Solaris linker (/usr/ccs/bin/ld) doesn’t support -Wl,--export-dynamic - actually, there’s a BUILDLINK_TRANSFORM option in Makefile to remove it, but testsuite/gtk/builder still uses it. Isn’t it just a bug? I had to remove it from ninja.build.

And x11/gtk3 has an option -Dgtk-doc=true to build a documentation using xsltproc. On my Sun Blade 100 with 1.5G of RAM, it was working for 36 hours and couldn’t get done.
I had to stop it and set -Dgtk-doc to false - but in this case bmake install fails. The documentation files are specified in PLIST. Of course, there are two options:

www/netsurf

Successfully, the new browser on Solaris! I had to patch some files and add missing libs to LDFLAGS.

textproc/groff

groff is a text processor which can be found in each system. pkgsrc’s build enables groff-docs by default and needs py-pdf.
as it’s said on python website, py-pdf doesn’t need any dependencies in general, but if image extraction is needed, it needs Pillow which needs Rust. Fail.

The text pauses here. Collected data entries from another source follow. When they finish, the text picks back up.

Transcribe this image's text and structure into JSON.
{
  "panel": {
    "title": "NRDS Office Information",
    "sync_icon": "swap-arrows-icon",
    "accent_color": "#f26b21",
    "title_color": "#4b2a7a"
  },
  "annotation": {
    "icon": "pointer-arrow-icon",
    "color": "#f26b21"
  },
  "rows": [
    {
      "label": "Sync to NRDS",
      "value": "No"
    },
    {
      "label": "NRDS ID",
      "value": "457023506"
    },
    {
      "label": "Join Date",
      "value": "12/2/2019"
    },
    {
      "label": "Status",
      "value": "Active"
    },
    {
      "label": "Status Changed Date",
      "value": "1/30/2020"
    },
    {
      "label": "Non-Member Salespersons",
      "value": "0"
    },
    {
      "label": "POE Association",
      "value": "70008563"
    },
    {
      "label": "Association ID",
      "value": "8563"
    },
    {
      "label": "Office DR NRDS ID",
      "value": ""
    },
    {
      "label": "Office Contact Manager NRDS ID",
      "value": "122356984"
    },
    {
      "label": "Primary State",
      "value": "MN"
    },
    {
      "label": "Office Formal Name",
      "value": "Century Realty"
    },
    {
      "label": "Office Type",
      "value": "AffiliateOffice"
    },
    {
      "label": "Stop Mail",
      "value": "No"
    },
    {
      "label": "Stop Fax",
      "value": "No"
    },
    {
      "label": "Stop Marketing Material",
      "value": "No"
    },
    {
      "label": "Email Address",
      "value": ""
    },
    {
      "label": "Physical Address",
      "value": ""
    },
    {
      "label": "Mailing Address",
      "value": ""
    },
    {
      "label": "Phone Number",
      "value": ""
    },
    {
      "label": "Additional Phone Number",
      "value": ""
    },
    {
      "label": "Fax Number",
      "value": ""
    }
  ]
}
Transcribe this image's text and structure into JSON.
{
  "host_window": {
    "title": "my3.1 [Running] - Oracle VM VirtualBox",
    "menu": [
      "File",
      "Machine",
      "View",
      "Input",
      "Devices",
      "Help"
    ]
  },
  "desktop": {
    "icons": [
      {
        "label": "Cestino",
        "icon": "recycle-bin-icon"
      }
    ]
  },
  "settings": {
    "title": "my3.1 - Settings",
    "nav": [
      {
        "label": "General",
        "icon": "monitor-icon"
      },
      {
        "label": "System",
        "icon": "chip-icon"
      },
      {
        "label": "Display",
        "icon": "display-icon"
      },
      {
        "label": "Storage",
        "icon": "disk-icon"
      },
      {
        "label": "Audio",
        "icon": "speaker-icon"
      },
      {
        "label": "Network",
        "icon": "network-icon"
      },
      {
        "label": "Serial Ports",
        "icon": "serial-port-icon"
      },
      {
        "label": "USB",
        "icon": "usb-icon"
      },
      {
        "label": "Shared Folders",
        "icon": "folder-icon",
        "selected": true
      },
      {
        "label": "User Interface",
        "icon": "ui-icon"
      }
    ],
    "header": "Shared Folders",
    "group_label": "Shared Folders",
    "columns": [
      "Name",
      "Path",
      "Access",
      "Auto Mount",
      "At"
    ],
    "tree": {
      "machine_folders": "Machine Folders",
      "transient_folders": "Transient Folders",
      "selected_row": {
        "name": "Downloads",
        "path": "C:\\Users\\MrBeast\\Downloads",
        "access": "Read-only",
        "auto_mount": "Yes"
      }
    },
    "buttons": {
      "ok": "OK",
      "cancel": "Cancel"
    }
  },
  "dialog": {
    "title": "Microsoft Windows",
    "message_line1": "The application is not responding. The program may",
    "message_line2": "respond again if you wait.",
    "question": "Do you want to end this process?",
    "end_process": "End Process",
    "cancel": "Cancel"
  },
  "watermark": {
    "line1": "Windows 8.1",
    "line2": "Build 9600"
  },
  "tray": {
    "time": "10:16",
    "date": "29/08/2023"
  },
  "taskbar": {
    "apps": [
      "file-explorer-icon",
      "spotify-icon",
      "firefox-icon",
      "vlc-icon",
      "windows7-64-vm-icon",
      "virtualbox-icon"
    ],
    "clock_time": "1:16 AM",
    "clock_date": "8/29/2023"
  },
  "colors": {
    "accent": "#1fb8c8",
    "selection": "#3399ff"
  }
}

I disabled groff-docs just running: bmake install PKG_OPTIONS.groff=-groff-docs CFLAGS+=-D__EXTENSIONS__
I guess I will try to build py-pdf without Pillow if another package would need it…

x11/fltk13

pkgsrc has fltk 1.3.9 which I couldn’t build using gcc. If I tried Sun Studio, there was an error about ELFCLASS.
I found a solution. I downloaded fltk 1.3.5 and built it using gcc just by ./configure & gmake with pkgsrc options, then put to the work subdirectory and made a package. Then, the packkage fltk-1.3.9 actually has version 1.3.5, but it seems to work…

net/tigervnc

After bmake configure, add #include <memory.h> to ./work/tigervnc-1.14.0/unix/vncconfig/QueryConnectDialog.cxx and #include <unistd.h> to .work/tigervnc-1.14.0/unix/xserver/os/backtrace.c
If it fails with linking during X.Org server building, just cd ./work/tigervnc-1.14.0/unix/xserver/ and run gmake. Then, bmake will create the package.

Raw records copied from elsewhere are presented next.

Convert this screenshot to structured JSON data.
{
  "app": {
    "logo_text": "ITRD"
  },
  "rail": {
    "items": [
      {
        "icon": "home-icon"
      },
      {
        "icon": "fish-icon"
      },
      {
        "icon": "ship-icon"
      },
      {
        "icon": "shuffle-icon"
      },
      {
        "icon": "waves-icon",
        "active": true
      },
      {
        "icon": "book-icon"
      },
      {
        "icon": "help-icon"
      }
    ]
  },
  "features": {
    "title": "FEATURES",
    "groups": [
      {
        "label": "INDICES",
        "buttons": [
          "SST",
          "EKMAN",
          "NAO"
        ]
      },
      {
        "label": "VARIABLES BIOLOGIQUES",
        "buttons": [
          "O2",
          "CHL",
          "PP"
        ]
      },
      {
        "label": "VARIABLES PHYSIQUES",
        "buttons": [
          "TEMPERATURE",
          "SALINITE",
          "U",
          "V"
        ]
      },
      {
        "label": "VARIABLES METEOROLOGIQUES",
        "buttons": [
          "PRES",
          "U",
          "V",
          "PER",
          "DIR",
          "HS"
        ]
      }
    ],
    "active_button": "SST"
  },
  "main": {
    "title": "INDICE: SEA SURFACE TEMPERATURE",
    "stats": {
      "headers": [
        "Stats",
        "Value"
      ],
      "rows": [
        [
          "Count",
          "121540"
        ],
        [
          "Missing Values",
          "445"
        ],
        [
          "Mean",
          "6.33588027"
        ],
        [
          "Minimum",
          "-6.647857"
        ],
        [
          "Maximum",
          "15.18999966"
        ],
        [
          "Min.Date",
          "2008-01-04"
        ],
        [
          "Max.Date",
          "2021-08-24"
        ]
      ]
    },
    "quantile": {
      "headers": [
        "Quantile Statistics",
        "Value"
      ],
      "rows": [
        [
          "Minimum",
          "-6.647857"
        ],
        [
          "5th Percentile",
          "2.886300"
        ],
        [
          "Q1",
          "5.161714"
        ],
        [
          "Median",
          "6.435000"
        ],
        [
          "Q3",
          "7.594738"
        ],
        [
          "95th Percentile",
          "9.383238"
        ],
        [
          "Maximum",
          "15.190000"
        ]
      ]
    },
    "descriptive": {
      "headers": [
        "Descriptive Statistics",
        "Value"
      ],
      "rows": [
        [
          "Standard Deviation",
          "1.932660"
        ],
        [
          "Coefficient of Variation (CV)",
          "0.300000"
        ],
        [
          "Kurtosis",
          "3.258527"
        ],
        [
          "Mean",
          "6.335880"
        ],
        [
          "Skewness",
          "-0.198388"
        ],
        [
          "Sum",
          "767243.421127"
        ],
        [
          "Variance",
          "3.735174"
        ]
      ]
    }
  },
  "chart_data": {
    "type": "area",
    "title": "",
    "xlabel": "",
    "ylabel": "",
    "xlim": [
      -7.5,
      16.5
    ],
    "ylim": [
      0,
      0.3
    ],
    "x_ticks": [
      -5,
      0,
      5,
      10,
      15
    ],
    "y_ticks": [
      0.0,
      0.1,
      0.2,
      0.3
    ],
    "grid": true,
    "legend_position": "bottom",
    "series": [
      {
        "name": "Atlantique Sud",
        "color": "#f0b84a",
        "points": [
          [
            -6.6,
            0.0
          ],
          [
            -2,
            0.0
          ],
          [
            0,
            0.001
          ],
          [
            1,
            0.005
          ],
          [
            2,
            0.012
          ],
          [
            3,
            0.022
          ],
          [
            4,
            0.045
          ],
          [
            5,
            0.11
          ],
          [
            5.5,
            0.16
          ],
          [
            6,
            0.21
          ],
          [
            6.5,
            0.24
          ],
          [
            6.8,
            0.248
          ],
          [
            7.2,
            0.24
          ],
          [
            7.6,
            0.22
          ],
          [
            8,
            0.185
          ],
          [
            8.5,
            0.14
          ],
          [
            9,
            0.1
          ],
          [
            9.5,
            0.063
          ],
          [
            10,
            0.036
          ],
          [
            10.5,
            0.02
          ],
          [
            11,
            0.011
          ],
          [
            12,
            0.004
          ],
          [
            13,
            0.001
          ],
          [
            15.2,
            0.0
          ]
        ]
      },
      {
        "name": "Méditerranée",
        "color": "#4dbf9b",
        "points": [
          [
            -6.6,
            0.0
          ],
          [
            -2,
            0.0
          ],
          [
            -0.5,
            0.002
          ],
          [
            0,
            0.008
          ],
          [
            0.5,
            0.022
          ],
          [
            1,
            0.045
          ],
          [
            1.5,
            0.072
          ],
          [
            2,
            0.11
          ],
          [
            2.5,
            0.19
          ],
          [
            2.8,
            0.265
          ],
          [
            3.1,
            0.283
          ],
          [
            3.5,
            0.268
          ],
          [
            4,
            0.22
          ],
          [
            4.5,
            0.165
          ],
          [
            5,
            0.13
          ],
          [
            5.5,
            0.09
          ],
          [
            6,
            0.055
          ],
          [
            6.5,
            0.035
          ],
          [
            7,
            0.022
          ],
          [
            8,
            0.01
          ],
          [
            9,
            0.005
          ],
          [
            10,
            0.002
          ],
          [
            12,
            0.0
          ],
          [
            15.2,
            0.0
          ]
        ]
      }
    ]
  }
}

But the trickiest part was the font path. TigerVNC builds its own X.Org, and its ./configure has a parameter to set font paths. But in my case it didn’t work. By default, it sets
COMPILEDDEFAULTFONTPATH = ${prefix}/share/fonts/X11/misc/,${prefix}/share/fonts/X11/TTF/,${prefix}/share/fonts/X11/OTF/,${prefix}/share/fonts/X11/Type1/,${prefix}/share/fonts/X11/100dpi/,${prefix}/share/fonts/X11/75dpi/

I guess it would work, but somehow ${prefix} wasn’t resolved to a variable (it may be because /bin/sh is used somewhere which is horribly broken on Solaris).
I had to replace this line in all Makefiles and .h files where I found it, and put COMPILEDDEFAULTFONTPATH = /usr/openwin/lib/X11/fonts/misc/,/usr/openwin/lib/X11/fonts/TrueType,/usr/openwin/lib/X11/fonts/Type1/,/usr/openwin/lib/X11/fonts/100dpi/,/usr/openwin/lib/X11/fonts/75dpi/ - to use Solaris fonts.

Also, I needed to install x11/xsetroot and wm/twm (oh, I haven’t tried to run CDE yet in VNC!).

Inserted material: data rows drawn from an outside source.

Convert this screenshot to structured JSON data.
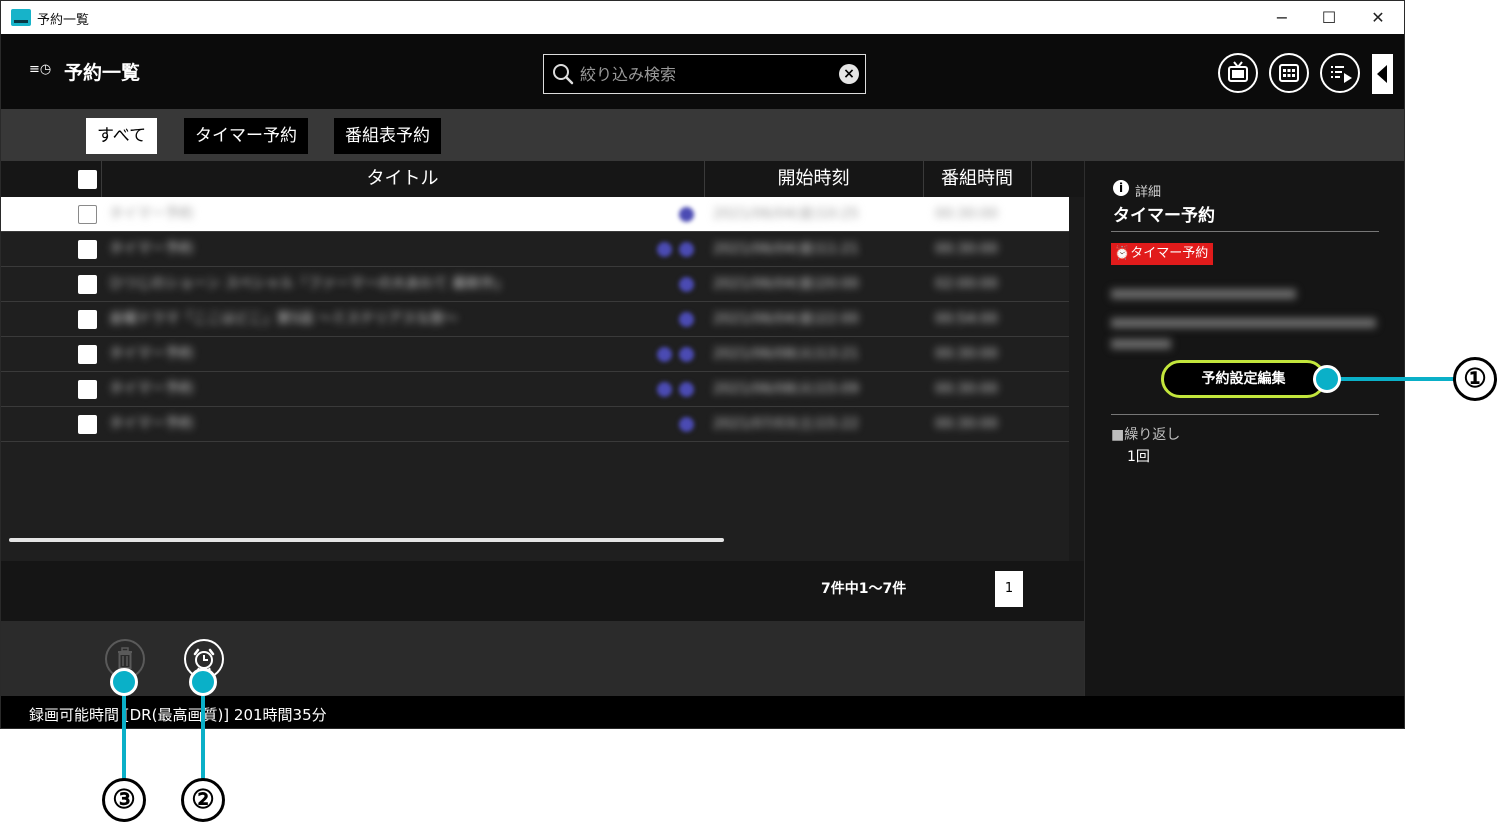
{
  "window": {
    "title": "予約一覧",
    "minimize": "−",
    "maximize": "☐",
    "close": "✕"
  },
  "header": {
    "title": "予約一覧",
    "menu_icon": "≡◷",
    "search_placeholder": "絞り込み検索",
    "icons": [
      "tv-icon",
      "guide-icon",
      "playlist-icon"
    ]
  },
  "tabs": [
    "すべて",
    "タイマー予約",
    "番組表予約"
  ],
  "table": {
    "columns": [
      "タイトル",
      "開始時刻",
      "番組時間"
    ],
    "rows": [
      {
        "title": "タイマー予約",
        "start": "2021/06/04(金)10:25",
        "duration": "00:30:00",
        "selected": true
      },
      {
        "title": "タイマー予約",
        "start": "2021/06/04(金)11:21",
        "duration": "00:30:00",
        "selected": false
      },
      {
        "title": "ひつじのショーン スペシャル「ファーマーの大あわて 最新作」",
        "start": "2021/06/04(金)20:00",
        "duration": "02:00:00",
        "selected": false
      },
      {
        "title": "金曜ドラマ「ここはどこ」第5話 〜ミステリアスな旅〜",
        "start": "2021/06/04(金)22:00",
        "duration": "00:54:00",
        "selected": false
      },
      {
        "title": "タイマー予約",
        "start": "2021/06/08(火)13:21",
        "duration": "00:30:00",
        "selected": false
      },
      {
        "title": "タイマー予約",
        "start": "2021/06/08(火)15:09",
        "duration": "00:30:00",
        "selected": false
      },
      {
        "title": "タイマー予約",
        "start": "2021/07/03(土)15:22",
        "duration": "00:30:00",
        "selected": false
      }
    ]
  },
  "pagination": {
    "count_text": "7件中1〜7件",
    "page": "1"
  },
  "status": {
    "text": "録画可能時間 [DR(最高画質)] 201時間35分"
  },
  "detail": {
    "label": "詳細",
    "title": "タイマー予約",
    "badge": "タイマー予約",
    "edit_button": "予約設定編集",
    "repeat_label": "■繰り返し",
    "repeat_value": "1回"
  },
  "callouts": [
    "①",
    "②",
    "③"
  ],
  "colors": {
    "accent": "#0ab0c8",
    "edit_border": "#c3e63c",
    "badge_red": "#e11b1b"
  }
}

TigerVNC has one more trick. Because SPARC is big-endian, when I try to connect from x86-64 (a little-endian machine), it just shows me a white screen. And on the SPARC side, one of Xvnc threads gets crashed. vncviewer on Linux must be run with -encoding hextile.


Also, I used ChatGPT asking questions and copy-pasting errors. Sometimes it provided too much information, but it could help where to look/patch/fix/etc.